Wednesday, December 2, 2009

Spike Day 2

(See New Broom for an explanation....)

12/1/09

Procs and Duck Typing

Picking up from yesterday: got the first rspec for the CE passing – no match returns empty array. That establishes the infrastructure of the class but with a minimal commitment to anything else. Now I have to decide exactly what should come back as the result of extraction.

How about:  start and end offsets and the match for the tipoff.  In the case of W1913, that would be the headword element:  someword. In the case of the PPP (Post-Platonic Parser – TBE [To Be Explicated]), that would be a matter of matching a word like ‘the’ (the tipoff) and the noun phrase it introduces (the rest of the constituent).

Or should it include the entire substring that represents the constituent? To say no at this point would smack of premature optimization. So I’ll go for it.

Should it be an object, a hash or an array? I’m leaning toward an object. I’m not sure that’s the simplest thing that can possibly work, but it seems cleaner. I’d rather create an object I don’t need and eliminate it later than have to find all the places I’d have to change a hash or an array to an object. (I’m afraid I’m still thinking too much in terms of static typing rather than duck typing, and maybe I’m overly concerned about the lack of refactoring tools.)

Smelly

Got to green on it “should return the proper constituent on a match”, but it took too long and involved too much code.  I learned a good chunk about procs and MatchData, but I’m not happy with my BDD process or the resulting code.

Part of the problem seems to be premature generalization – trying to implement two stories at once. I should have stuck with the W1913 entry extraction. Especially when I’m working with code constructs I’m not familiar with.

And there’s something smelly about the Constituent class I created, beyond its being just a transfer object.  It exposes the tipoff string and the full constituent string, which is okay, but it also exposes the offset of the constituent in the string passed in.  That datum is irrelevant to the actual use of the object, and it ended up there for two bad reasons. The first is that I was thinking ahead to the problem of buffering the multiple files that make up W1913. The second is some interference from thinking about citations (see yesterday): I want a citation object to track the location of its target string within a source object. (I want to track offsets in the PPP as well.)

Does the fact that I’m wearing two hats at once (customer and developer) have something to do with it? Having a real dialog would help to clarify the issues (minimalist version of crowdsourcing – N heads better than one).  Similarly – I’m not pairing.

Wait – I’m beating myself up unnecessarily here (stop grinning, Milo!).  The offset is not completely illegitimate – it really is part of the story - maybe it just needs to be packaged better.  There are local/contingent offsets within the strings (buffers) that are passed into the extractor, and there are persistent and meaningful offsets in the sources (files).

And let’s face the generalization issue head-on.  There are lots of situations where we do this kind of thing: screen-scraping, data-mining, etc.

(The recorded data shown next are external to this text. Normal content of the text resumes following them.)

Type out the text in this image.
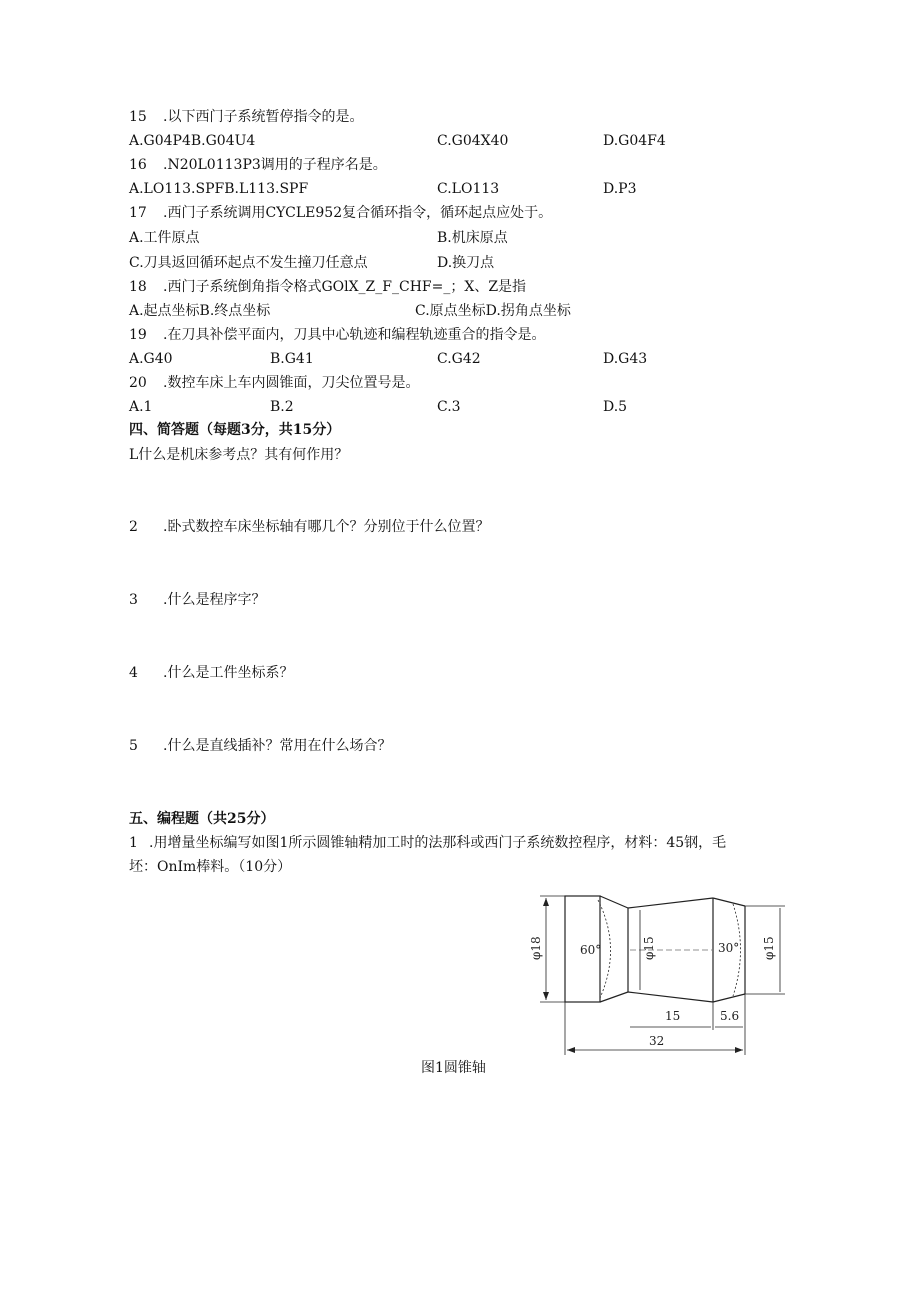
15 .以下西门子系统暂停指令的是。
A.G04P4B.G04U4	C.G04X40	D.G04F4
16 .N20L0113P3调用的子程序名是。
A.LO113.SPFB.L113.SPF	C.LO113	D.P3
17 .西门子系统调用CYCLE952复合循环指令，循环起点应处于。
A.工件原点	B.机床原点
C.刀具返回循环起点不发生撞刀任意点	D.换刀点
18 .西门子系统倒角指令格式GOlX_Z_F_CHF=_；X、Z是指
A.起点坐标B.终点坐标	C.原点坐标D.拐角点坐标
19 .在刀具补偿平面内，刀具中心轨迹和编程轨迹重合的指令是。
A.G40	B.G41	C.G42	D.G43
20 .数控车床上车内圆锥面，刀尖位置号是。
A.1	B.2	C.3	D.5
四、简答题（每题3分，共15分）
L什么是机床参考点？其有何作用？
2 .卧式数控车床坐标轴有哪几个？分别位于什么位置？
3 .什么是程序字？
4 .什么是工件坐标系？
5 .什么是直线插补？常用在什么场合？
五、编程题（共25分）
1 .用增量坐标编写如图1所示圆锥轴精加工时的法那科或西门子系统数控程序，材料：45钢，毛
坯：OnIm棒料。（10分）
φ18	60°	φ15	30° φ15
15	5.6
32
图1圆锥轴
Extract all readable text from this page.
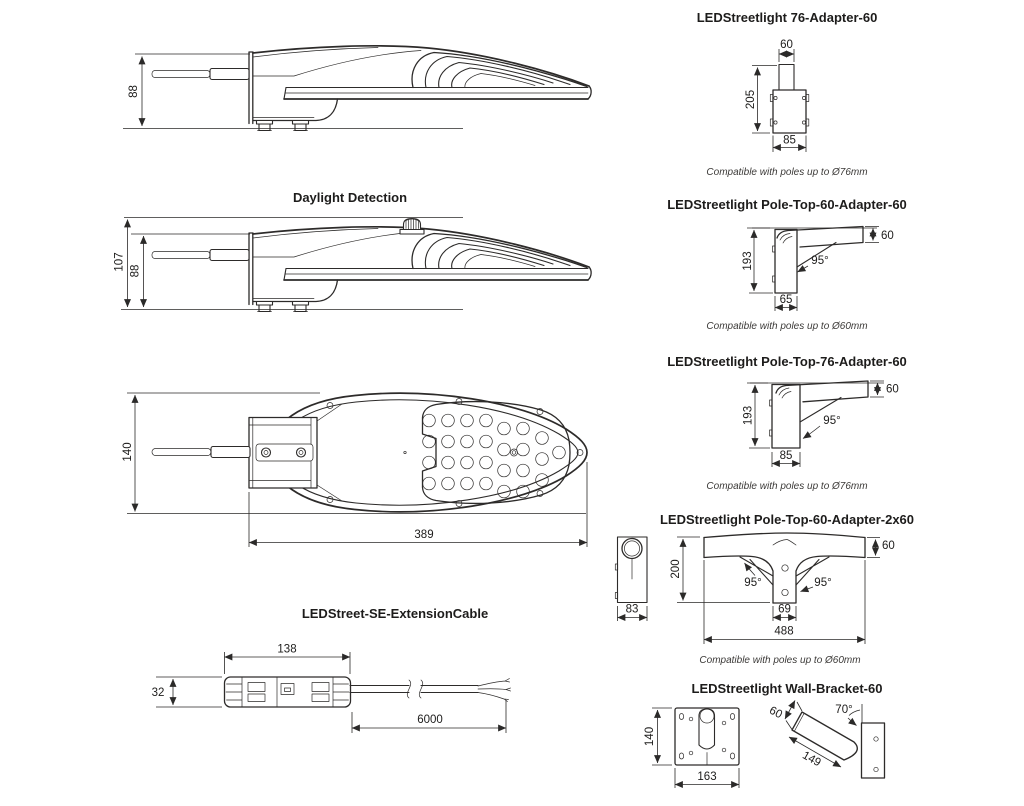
88
Daylight Detection
107 88
140
389
LEDStreet-SE-ExtensionCable
138
32
6000
LEDStreetlight 76-Adapter-60
60
205
85
Compatible with poles up to Ø76mm
LEDStreetlight Pole-Top-60-Adapter-60
60
193	95°
65
Compatible with poles up to Ø60mm
LEDStreetlight Pole-Top-76-Adapter-60
60
193	95°
85
Compatible with poles up to Ø76mm
LEDStreetlight Pole-Top-60-Adapter-2x60
83
200
60
95°	95°
69
488
Compatible with poles up to Ø60mm
LEDStreetlight Wall-Bracket-60
140
163
60
149
70°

No way this puppy can handle all of them. Generalization is way premature. If I end up with multiple classes that do very similar things, and they’re all good OO citizens,  generalizing should be a clean refactoring. So – back to the W1913 story.

 Pipeline?

A new thought:  what if all these extractors could be pipelined? E.g.:
W1913 files | entry extractor | PoS extractor | lexipedia updater [TBE]
(I would have used “=>” there, but it would collide with Ruby notation, so I went for the *nix operator instead).
Threads communicating via queues - not only could it work, and fit into the bigger picture, it gives me a chance to work with threading and file IO in Ruby.

But first...

... a bit more work on the constituent extractor.
A thought about offsets: if I take the citation/source concept seriously, the current constituent extractor is working on essentially transient strings.  So the source object would have to reflect that, and the citation object would just be an offset and a reference to the source. The constituent extractor could easily inject citations into constituent constructors.  For pipelining, the thread that feeds the extractor could use the returned offsets in managing its buffers.